Other legal experts expressed similar objections to AB 495 (see below).

AB 495’s Real Goal: Bypass Parents and Force Acceptance

Supporters of AB 495 have openly admitted why these changes are being made. Kristen Power, a representative of the Alliance for Children’s Rights, told the Assembly Human Services Committee back in April that some schools and hospitals don’t accept the current affidavit without a parent’s signature. Instead of viewing this skepticism as a safeguard, her organization proposed the introduction of AB 495 to ensure that schools and medical providers accept the form, without talking to the parent.

Power explained the problem to committee members by recalling a problem one of her clients had getting a medical provider to recognize a Caregiver’s Authorization Affidavit when trying to get treatment for a child. (watch clip at the 4-minute mark)

“The medical services provider refused to accept the affidavit and instead requested the parents’ authorization for proof of guardianship, delaying medical care for Gabriel,” Power complained. “AB 495 helps ensure schools and medical services providers accept existing tools by standardizing recognition of caregiver authorization affidavits so they’re honored consistently.”

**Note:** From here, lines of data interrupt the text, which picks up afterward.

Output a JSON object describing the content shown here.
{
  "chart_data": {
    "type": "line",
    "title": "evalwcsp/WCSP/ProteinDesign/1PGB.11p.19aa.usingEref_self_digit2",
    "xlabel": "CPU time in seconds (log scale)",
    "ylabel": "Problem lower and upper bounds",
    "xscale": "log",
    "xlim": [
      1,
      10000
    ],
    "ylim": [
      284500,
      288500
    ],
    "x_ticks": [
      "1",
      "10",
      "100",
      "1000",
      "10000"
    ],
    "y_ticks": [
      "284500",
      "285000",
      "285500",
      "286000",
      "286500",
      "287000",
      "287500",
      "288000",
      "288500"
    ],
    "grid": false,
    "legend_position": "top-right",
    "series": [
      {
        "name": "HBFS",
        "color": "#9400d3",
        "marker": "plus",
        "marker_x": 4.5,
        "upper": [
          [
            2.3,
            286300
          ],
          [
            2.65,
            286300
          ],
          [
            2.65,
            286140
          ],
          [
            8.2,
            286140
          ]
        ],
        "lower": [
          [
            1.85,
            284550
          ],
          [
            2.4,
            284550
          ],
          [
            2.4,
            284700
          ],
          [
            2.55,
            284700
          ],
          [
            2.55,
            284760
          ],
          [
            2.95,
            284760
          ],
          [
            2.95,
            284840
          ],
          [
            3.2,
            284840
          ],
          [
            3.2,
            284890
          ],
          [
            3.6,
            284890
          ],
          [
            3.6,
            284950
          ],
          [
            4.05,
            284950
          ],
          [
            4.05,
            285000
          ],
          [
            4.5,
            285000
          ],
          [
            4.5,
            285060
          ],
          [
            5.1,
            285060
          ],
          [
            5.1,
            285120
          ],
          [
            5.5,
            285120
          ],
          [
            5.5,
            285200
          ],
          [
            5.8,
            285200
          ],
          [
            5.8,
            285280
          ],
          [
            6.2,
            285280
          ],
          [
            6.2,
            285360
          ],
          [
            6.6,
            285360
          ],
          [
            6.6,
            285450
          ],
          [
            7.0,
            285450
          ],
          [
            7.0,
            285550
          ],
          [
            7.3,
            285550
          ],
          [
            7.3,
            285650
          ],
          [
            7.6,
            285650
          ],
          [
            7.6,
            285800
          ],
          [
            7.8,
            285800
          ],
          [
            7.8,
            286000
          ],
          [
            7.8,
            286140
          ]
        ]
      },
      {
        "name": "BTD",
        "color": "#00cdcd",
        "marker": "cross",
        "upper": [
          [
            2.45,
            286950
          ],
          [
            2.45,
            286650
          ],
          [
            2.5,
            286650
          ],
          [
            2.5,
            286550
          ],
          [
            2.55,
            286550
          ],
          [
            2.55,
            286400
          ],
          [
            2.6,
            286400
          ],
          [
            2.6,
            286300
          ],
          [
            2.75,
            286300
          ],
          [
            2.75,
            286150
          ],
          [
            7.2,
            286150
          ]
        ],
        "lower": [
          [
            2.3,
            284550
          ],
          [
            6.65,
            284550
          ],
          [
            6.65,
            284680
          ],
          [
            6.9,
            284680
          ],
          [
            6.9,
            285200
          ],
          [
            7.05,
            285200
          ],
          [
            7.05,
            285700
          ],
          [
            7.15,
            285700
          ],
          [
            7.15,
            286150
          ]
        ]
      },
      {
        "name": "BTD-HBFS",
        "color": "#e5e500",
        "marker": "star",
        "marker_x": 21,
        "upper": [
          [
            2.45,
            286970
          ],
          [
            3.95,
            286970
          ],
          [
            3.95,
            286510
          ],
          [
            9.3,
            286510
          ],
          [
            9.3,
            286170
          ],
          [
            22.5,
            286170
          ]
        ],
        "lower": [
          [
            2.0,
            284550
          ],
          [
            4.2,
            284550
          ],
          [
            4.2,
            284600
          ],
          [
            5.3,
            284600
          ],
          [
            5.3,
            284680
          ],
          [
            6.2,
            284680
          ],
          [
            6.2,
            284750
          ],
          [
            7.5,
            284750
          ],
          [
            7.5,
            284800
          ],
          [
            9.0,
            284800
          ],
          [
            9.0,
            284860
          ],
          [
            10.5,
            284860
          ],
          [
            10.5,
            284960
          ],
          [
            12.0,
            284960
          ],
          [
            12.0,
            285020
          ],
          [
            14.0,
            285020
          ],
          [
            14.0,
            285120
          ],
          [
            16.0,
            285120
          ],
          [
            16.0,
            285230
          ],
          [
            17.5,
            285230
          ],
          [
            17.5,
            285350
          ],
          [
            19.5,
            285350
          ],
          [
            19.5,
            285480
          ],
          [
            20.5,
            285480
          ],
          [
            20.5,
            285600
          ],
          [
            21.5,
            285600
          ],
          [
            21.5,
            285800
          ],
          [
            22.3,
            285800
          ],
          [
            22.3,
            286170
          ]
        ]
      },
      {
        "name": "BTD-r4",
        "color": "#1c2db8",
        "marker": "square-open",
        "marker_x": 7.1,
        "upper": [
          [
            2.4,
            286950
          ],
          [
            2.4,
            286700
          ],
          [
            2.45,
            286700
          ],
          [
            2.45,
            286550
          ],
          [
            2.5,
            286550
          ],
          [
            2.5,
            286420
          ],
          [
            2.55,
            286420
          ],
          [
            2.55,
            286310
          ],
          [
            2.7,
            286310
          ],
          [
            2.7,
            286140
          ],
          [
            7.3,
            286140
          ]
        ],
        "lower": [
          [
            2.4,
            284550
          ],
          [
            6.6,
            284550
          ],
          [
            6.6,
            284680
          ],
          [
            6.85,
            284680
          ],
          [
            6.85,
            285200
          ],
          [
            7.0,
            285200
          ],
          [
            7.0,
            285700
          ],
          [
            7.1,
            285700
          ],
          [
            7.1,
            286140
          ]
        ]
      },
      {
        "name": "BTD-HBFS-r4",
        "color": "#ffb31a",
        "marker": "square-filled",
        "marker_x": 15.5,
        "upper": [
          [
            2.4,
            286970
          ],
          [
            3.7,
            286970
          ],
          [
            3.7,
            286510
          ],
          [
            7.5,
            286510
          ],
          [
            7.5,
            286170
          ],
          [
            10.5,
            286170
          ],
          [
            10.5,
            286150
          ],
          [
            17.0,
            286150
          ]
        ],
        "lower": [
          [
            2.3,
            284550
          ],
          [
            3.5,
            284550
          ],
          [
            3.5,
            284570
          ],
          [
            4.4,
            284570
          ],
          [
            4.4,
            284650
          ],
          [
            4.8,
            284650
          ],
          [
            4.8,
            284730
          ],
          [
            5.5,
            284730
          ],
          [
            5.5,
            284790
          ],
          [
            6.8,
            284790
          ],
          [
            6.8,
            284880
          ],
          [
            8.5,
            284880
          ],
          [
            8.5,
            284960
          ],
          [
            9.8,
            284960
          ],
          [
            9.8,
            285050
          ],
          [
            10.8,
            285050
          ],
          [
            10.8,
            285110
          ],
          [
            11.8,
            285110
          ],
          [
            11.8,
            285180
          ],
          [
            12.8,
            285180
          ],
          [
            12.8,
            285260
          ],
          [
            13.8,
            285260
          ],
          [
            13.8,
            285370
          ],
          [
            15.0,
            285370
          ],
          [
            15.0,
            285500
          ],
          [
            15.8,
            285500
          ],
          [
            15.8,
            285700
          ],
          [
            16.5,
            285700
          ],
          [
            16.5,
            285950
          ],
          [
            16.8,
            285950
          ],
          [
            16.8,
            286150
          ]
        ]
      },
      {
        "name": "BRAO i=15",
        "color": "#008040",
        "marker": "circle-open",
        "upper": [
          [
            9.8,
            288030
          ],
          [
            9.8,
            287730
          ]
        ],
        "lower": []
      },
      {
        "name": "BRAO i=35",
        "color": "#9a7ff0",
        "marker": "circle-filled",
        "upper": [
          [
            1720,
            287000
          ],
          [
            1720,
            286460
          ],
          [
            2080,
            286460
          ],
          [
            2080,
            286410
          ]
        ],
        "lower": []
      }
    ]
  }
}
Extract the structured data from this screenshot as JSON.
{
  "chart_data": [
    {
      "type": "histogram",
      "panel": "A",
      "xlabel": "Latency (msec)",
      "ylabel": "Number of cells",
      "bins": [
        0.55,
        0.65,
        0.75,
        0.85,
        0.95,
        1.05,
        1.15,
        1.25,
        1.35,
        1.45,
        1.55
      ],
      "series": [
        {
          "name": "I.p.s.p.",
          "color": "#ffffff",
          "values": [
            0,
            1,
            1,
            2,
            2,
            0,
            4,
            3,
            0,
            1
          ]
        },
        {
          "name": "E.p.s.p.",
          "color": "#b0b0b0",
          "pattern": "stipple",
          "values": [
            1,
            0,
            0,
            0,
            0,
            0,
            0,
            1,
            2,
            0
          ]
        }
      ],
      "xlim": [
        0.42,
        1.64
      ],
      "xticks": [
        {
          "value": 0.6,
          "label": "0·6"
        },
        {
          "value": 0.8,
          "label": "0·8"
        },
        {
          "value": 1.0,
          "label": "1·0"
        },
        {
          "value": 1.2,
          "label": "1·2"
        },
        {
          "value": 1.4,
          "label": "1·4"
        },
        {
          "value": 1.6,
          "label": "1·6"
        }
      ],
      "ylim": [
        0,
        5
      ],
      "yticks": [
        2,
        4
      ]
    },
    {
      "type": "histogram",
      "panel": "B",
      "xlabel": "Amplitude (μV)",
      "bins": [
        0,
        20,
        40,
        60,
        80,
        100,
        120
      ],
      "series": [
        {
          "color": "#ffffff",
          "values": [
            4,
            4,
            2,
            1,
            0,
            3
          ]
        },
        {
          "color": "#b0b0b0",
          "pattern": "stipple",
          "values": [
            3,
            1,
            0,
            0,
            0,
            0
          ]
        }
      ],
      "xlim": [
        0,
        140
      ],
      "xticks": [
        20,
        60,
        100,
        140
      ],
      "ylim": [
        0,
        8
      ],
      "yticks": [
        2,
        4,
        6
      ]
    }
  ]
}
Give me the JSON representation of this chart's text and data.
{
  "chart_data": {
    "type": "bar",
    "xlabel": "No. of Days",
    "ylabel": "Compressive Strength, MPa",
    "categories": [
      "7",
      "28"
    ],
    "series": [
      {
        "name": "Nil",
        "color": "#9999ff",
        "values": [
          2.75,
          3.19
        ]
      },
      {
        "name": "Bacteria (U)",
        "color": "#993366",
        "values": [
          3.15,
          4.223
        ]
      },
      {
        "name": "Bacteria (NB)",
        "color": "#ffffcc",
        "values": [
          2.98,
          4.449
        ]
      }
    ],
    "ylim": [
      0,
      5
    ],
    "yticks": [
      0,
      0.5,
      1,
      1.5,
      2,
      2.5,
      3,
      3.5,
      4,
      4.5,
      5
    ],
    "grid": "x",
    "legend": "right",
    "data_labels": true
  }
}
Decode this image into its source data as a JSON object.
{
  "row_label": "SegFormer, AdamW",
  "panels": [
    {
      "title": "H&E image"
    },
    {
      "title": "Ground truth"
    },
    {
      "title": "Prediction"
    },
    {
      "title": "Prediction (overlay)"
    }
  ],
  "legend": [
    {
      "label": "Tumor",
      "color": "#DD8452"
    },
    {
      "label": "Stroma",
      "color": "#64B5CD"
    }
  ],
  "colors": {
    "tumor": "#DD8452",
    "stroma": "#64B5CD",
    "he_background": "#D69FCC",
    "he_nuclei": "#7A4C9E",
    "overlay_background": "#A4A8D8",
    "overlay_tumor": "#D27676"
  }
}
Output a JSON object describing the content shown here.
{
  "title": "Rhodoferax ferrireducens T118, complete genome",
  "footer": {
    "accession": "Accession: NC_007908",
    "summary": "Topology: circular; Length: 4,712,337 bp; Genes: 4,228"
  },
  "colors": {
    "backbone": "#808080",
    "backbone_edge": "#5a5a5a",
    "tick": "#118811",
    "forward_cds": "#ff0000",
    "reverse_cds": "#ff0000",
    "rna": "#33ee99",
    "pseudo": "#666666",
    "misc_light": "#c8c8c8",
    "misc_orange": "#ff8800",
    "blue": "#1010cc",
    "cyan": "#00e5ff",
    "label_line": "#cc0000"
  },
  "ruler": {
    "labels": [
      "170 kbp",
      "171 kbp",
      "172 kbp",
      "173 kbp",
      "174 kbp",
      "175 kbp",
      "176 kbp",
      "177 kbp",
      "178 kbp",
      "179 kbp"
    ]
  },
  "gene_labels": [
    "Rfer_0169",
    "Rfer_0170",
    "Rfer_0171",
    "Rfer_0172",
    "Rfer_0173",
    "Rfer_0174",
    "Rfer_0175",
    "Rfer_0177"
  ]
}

In short, AB 495 fixes the wrong problem: instead of protecting children by ensuring proper parental involvement, Power wants to sidestep parents altogether.

The Bottom Line

Let’s be clear: CFC and other parental rights organizations have not misrepresented this bill. In fact, they read it more carefully than some of its defenders.

  • Snopes is wrong.
  • Assemblywoman Rodriguez’s office is misleading the public.
  • AB 495 threatens the rights of parents and the safety of children.

Whatever the noble-sounding intentions may be, the consequences of AB 495 are dangerous. This bill empowers strangers, silences parents, and weakens the sacred trust between mother, father, and child.